The companies have been applying the performance characteristics of spider silk into yarns for military-grade textiles, in joint development since 2016. Spider silk was first developed for specialized military applications, and the companies feel the materials made from recombinant, or genetically modified, spider silk will provide the global market for high performance textiles and apparel with new materials developed through the agreement.

“Teaming with an industry leader such as Polartec is a real endorsement of our proprietary approach to unlocking the potential of commercially produced spider silk,” Kim Thompson, Kraig Laboratories founder and CEO, said. “Kraig believes that spider silk, with its superior mechanical characteristics, has the potential to surpass the current generation of high-performance fibers.”

Vegan silk

Last year, Japanese fabric firm Asahi Kasei added its cellulosic cupro fiber to the Bemberg brand to expand beyond its traditional lining offering into apparel fabrics for intimates and ready-to-wear.

The silk-like material, on display at last month’s Premiere Vision New York show, is made by transforming cotton linter bio-utility waste into fiber.
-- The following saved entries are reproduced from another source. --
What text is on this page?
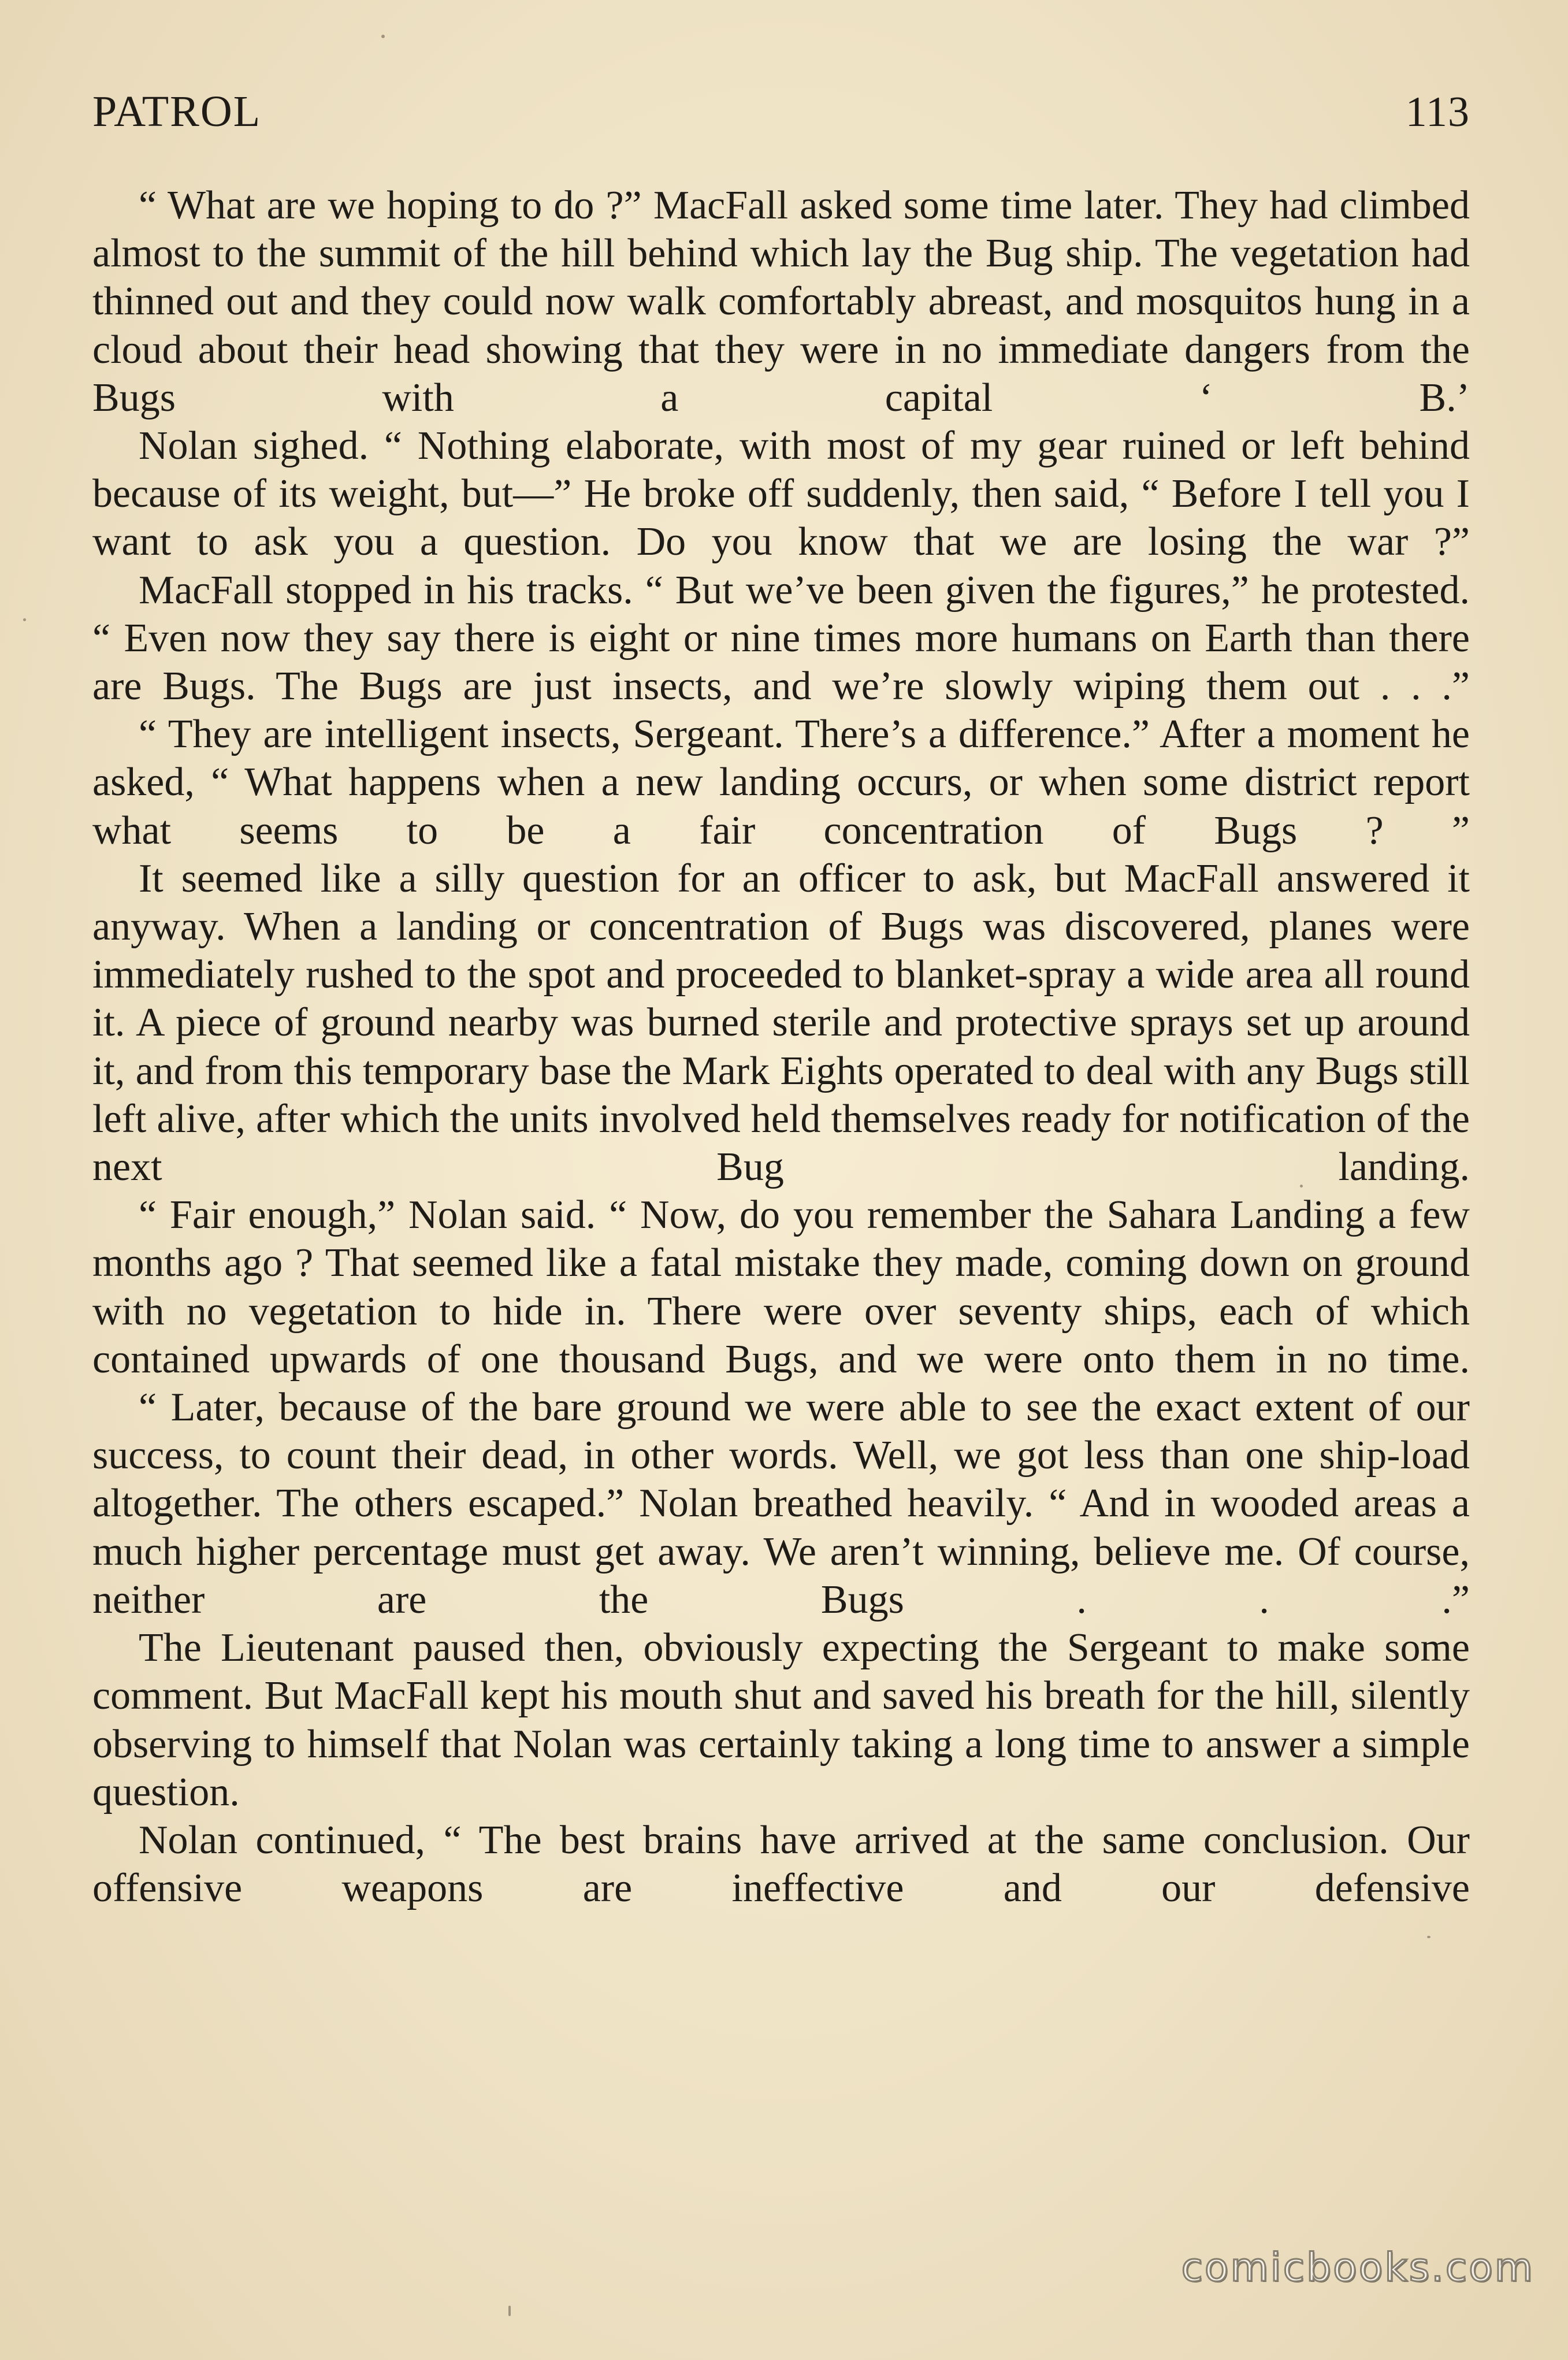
PATROL	113

“ What are we hoping to do ?” MacFall asked some time later. They had climbed almost to the summit of the hill behind which lay the Bug ship. The vegetation had thinned out and they could now walk comfortably abreast, and mosquitos hung in a cloud about their head showing that they were in no immediate dangers from the Bugs with a capital ‘ B.’

Nolan sighed. “ Nothing elaborate, with most of my gear ruined or left behind because of its weight, but—” He broke off suddenly, then said, “ Before I tell you I want to ask you a question. Do you know that we are losing the war ?”

MacFall stopped in his tracks. “ But we’ve been given the figures,” he protested. “ Even now they say there is eight or nine times more humans on Earth than there are Bugs. The Bugs are just insects, and we’re slowly wiping them out . . .”

“ They are intelligent insects, Sergeant. There’s a difference.” After a moment he asked, “ What happens when a new landing occurs, or when some district report what seems to be a fair concentration of Bugs ? ”

It seemed like a silly question for an officer to ask, but MacFall answered it anyway. When a landing or concentration of Bugs was discovered, planes were immediately rushed to the spot and proceeded to blanket-spray a wide area all round it. A piece of ground nearby was burned sterile and protective sprays set up around it, and from this temporary base the Mark Eights operated to deal with any Bugs still left alive, after which the units involved held themselves ready for notification of the next Bug landing.

“ Fair enough,” Nolan said. “ Now, do you remember the Sahara Landing a few months ago ? That seemed like a fatal mistake they made, coming down on ground with no vegetation to hide in. There were over seventy ships, each of which contained upwards of one thousand Bugs, and we were onto them in no time.

“ Later, because of the bare ground we were able to see the exact extent of our success, to count their dead, in other words. Well, we got less than one ship-load altogether. The others escaped.” Nolan breathed heavily. “ And in wooded areas a much higher percentage must get away. We aren’t winning, believe me. Of course, neither are the Bugs . . .”

The Lieutenant paused then, obviously expecting the Sergeant to make some comment. But MacFall kept his mouth shut and saved his breath for the hill, silently observing to himself that Nolan was certainly taking a long time to answer a simple question.

Nolan continued, “ The best brains have arrived at the same conclusion. Our offensive weapons are ineffective and our defensive

comicbooks.com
The fiber goes through a transparent transformation and a chemical scouring process that helps create its soft and smooth hand.

Dubbed “vegan silk,” Bemberg combines antistatic and humidity regulating properties, which the fiber construction absorbs moisture, making it suitable for casual wear, athleisure and sportswear, the company said.

It allows filament yarn or spun yarn to be used in various fields, from woven materials to knitted materials like jersey & tricot, according to the item or purpose. Bemberg can also be blended combined easily with natural materials such as cotton, linen, wool and silk.

Kid Blue designer Yoko Hirano, in an interview published on Bemberg’s website, said, “In 2014, we put up the slogan ‘More pleasant than cotton’ on our storefront, and this really changed how it was sold in stores and how customers reacted…When the staff explains that ‘it’s a material made from a part of the cotton flower and that has excellent absorption and desorption properties,’ this significantly increased the purchase rate. It’s a material that you definitely feel the benefits of if you wear it in summer, so we can recommend it with confidence.”

The company said the fiber is now a mainstay of Kid Blue’s sales, with customers buying color variations and coming back for more.

“It’s such an important material that we always take the time to talk about Bemberg at staff training sessions every year to ensure that the sales staff can properly convey its benefits to customers,” a company spokesperson said.